A Igreja, altamente desacreditada hoje, não pode perguntar ao mundo moderno se acredita em Deus, ou se Deus existe. Menos ainda pode impor-lhe dogmas, leis morais e ritos religiosos. A única coisa que a comunidade cristã pode comunicar hoje ao mundo é um anúncio profético e contracultural que oferece um novo sentido e horizonte à vida, a Novidade que pode vencer a morte, isto é, Jesus de Nazaré morto e ressuscitado. Esta é a única mensagem que a Igreja e a teologia possuem.

Daqui nascerá a esperança , o compromisso de libertar o mundo e a história da morte, para construir um mundo fraterno de filhos e filhas do Pai, sob a força e o amor do Espírito que continuamente renova a face da terra e fecunda tudo e vivifica, embora não o sintamos. A última palavra não é dos tecnocratas, nem das convenções, nem do fitness, nem dos templos vazios dos jovens, nem da pandemia , nem das alterações climáticas, nem do bullying , nem do suicídio, nem da guerra, nem da morte.
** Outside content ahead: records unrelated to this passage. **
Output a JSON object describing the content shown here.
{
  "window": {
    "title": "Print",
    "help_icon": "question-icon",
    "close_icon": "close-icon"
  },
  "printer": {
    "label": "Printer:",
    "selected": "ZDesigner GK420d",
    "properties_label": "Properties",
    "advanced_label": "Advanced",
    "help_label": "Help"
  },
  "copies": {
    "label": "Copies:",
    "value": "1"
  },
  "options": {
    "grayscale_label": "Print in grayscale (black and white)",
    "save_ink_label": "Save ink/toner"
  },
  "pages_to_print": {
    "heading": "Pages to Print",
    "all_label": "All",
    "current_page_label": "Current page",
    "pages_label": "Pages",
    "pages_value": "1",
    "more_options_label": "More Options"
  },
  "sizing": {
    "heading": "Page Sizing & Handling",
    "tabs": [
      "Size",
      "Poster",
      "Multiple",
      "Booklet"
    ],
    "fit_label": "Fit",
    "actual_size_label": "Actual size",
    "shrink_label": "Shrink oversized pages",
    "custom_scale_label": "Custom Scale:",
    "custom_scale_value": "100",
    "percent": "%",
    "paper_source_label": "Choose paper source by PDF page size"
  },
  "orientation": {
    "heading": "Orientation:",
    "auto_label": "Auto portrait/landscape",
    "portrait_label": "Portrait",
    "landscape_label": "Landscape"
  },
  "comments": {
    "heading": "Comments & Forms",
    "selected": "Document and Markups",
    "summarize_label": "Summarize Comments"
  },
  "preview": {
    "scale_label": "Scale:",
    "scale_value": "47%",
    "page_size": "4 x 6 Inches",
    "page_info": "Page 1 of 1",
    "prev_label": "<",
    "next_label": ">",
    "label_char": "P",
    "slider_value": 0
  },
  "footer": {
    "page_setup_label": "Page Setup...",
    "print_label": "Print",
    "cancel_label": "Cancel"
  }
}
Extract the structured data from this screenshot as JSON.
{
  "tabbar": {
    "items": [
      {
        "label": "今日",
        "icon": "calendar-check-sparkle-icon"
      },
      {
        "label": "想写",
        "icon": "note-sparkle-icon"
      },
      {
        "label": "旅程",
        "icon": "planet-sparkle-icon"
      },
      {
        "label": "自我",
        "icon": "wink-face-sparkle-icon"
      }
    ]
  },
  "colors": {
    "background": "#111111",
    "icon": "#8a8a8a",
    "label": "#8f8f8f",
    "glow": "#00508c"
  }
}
A última palavra vem do encontro pessoal e comunitário com Jesus de Nazaré, nosso Senhor, que partilha conosco a sua Vida.

Victor Codina - No dia 22 de maio, a Igreja na América Latina perdeu um dos seus grandes teólogos, o jesuíta Víctor Codina, boliviano nascido em Espanha em 1931. Em 1982 mudou-se para a Bolívia, passando por diferentes lugares como Oruro, Santa Cruz e Cochabamba, onde se tornou uma referência na reflexão teológica no continente e na formação de base.